Morphine actions involve the dopamine (DA) D1 and D3 receptor systems (D1R and D3R), and the responses to morphine change with age. We here explored in differently aged wild-type (WT) and D3R knockout mice (D3KO) the interactions of the D1R/D3R systems with morphine in vivo at three different times of the animals' lifespan (2months, 1year, and 2years).
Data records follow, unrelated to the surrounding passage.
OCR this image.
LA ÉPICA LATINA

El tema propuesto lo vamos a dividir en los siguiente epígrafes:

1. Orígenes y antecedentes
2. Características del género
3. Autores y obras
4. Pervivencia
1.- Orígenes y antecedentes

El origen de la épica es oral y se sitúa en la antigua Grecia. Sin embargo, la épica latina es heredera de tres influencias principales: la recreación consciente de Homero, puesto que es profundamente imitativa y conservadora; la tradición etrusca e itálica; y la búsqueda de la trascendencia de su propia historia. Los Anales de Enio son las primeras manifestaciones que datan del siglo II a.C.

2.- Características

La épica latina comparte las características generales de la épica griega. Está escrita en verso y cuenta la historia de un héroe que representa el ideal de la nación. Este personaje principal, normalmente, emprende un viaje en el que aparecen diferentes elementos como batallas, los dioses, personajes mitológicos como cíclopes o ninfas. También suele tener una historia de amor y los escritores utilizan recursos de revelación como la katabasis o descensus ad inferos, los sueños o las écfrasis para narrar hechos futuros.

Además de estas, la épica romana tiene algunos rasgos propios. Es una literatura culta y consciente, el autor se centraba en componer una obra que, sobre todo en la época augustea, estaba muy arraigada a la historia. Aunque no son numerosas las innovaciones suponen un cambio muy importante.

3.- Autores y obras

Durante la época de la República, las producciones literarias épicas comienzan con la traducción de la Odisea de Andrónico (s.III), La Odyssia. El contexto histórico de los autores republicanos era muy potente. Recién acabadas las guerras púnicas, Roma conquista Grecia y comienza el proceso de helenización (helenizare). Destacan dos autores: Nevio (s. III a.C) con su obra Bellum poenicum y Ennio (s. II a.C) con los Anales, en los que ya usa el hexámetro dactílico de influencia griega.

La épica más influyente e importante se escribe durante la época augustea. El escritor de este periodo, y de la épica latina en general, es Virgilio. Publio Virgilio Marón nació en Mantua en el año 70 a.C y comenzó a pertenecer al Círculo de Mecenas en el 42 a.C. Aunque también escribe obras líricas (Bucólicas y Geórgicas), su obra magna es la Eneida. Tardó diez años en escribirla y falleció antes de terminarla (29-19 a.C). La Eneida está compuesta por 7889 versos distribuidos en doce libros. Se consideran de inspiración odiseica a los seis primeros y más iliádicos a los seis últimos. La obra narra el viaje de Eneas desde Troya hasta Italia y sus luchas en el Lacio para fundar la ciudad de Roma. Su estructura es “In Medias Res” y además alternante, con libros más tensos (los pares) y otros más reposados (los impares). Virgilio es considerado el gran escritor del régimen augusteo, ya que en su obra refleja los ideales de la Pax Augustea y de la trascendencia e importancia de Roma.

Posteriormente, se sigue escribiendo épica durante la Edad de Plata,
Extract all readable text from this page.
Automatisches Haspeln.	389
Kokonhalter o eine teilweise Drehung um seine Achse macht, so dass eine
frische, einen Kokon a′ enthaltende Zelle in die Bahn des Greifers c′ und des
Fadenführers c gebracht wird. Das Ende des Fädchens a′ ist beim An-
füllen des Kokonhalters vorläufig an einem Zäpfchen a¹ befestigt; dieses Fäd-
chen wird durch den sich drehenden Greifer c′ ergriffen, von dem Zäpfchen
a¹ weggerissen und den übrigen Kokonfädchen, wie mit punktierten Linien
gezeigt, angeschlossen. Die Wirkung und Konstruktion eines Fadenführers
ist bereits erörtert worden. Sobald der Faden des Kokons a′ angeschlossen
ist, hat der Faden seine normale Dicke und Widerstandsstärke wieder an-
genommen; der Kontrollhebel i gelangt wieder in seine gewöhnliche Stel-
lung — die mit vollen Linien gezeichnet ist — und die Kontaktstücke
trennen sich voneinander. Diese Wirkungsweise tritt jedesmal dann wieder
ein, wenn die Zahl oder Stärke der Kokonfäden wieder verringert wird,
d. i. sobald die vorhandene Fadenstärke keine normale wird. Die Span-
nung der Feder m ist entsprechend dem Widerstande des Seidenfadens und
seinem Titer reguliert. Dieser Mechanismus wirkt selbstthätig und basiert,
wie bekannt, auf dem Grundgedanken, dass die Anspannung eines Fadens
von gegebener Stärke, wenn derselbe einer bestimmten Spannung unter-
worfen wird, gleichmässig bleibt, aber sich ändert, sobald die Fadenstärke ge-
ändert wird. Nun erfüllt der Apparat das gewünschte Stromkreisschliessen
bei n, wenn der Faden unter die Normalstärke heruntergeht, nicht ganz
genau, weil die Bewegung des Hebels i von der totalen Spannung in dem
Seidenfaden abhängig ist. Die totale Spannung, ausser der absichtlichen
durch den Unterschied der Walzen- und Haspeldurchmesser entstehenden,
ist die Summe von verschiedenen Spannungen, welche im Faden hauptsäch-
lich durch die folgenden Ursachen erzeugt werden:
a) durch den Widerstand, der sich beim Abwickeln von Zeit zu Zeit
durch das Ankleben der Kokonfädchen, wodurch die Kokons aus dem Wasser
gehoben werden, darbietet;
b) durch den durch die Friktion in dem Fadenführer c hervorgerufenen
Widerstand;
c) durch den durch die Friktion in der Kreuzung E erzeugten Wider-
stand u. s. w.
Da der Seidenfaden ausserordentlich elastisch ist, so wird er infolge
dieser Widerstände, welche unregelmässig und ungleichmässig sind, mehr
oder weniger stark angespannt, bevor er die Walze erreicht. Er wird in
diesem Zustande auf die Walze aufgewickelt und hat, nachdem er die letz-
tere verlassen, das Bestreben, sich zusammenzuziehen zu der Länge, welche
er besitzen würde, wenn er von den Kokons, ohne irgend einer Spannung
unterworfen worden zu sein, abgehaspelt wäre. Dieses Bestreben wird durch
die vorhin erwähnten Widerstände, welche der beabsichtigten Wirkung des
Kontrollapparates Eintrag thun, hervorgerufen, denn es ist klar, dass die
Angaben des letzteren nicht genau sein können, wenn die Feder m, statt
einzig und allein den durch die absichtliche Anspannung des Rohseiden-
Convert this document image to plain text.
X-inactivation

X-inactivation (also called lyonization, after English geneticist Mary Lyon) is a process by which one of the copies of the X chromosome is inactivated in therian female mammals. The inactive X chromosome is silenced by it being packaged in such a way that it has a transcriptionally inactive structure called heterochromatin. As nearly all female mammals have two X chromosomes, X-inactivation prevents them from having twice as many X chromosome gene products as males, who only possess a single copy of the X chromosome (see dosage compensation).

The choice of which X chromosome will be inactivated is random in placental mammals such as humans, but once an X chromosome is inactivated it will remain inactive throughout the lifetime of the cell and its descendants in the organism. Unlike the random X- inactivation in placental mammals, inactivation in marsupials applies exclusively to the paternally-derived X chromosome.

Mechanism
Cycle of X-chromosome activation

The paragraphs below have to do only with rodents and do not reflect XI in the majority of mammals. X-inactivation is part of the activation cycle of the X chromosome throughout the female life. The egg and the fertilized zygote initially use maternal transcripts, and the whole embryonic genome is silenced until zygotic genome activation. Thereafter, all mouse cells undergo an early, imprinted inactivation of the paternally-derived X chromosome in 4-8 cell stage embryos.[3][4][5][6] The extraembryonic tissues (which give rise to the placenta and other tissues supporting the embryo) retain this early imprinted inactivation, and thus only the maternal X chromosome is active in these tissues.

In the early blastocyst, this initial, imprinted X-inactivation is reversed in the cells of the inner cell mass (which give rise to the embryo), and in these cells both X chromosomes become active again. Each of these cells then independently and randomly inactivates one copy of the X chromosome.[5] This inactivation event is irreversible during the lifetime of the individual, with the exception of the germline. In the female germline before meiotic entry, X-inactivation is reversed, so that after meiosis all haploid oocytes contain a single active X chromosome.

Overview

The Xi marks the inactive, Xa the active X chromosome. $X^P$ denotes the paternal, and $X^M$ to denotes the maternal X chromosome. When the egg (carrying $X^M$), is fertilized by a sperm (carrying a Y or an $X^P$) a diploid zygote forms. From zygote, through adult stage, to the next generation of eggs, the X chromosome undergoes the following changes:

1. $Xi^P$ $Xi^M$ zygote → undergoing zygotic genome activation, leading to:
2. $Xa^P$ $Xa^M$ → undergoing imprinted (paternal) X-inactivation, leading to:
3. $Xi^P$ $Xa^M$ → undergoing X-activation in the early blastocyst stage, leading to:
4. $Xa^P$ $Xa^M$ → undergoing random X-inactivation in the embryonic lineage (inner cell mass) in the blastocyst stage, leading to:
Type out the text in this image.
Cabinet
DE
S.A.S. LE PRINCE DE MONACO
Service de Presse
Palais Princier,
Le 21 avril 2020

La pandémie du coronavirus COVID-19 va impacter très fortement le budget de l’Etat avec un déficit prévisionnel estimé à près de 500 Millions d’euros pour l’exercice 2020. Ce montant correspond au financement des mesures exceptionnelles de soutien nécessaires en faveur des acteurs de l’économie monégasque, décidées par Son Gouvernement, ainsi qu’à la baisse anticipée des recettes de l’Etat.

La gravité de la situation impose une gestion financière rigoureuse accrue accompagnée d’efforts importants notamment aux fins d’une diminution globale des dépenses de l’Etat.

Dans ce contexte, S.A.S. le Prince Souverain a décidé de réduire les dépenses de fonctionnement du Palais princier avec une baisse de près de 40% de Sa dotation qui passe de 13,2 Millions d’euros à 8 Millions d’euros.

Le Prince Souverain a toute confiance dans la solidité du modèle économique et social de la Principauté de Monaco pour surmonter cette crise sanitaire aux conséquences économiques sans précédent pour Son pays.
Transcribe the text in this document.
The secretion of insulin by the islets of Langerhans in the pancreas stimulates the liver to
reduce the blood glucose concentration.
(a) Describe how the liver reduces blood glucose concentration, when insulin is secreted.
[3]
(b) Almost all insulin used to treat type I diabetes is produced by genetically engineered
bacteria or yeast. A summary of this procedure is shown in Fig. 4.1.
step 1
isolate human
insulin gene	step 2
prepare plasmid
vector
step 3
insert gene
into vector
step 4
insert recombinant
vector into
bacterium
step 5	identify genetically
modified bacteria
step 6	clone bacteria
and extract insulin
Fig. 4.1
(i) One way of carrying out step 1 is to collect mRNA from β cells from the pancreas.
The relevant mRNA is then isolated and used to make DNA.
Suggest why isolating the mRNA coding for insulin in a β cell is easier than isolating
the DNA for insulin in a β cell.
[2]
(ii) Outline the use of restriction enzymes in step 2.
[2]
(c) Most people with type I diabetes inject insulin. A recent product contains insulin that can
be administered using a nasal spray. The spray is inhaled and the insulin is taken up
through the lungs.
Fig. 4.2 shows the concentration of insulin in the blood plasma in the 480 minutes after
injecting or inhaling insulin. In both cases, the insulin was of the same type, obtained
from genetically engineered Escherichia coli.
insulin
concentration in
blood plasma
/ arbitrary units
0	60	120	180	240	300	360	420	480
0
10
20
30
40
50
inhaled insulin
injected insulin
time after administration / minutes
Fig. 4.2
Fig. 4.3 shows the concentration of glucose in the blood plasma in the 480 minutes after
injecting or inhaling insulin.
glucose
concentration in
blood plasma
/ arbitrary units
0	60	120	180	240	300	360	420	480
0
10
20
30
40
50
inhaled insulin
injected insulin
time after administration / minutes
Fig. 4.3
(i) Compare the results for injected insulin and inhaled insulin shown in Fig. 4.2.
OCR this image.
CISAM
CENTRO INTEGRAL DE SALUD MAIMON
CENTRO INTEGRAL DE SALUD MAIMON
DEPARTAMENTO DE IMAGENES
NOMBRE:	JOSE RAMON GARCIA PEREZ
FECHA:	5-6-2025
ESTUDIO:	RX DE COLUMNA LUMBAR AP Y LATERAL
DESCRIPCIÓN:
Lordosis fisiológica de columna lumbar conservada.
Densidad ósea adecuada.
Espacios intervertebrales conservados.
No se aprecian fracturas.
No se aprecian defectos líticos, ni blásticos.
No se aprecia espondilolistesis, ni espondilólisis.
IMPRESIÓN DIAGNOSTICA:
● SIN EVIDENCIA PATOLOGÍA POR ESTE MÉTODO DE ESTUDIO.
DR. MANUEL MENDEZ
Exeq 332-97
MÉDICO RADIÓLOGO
We found that: (1) thermal pain withdrawal reflexes follow an aging-associated phenotype, with relatively longer latencies at 2months and shorter latencies at 1year, (2) over the same age range, a dysfunction of the D3R subtype decreases reflex latencies more than aging alone, (3) morphine altered reflex responses in a dose-dependent manner in WT animals and changed at its higher dose the phenotype of the D3KO animals from a morphine-resistant state to a morphine-responsive state, (4) block of D1R function had an aging-dependent effect on thermal withdrawal latencies in control animals that, in old animals, was stronger than that of low-dose morphine. Lastly, (5) block of D1R function in young D3KO animals mimicked the behavioral phenotype observed in the aged WT. Our proof-of-concept data from the rodent animal model suggest that, with age, block of D1R function may be considered as an alternative to the use of morphine, to modulate the response to painful stimuli.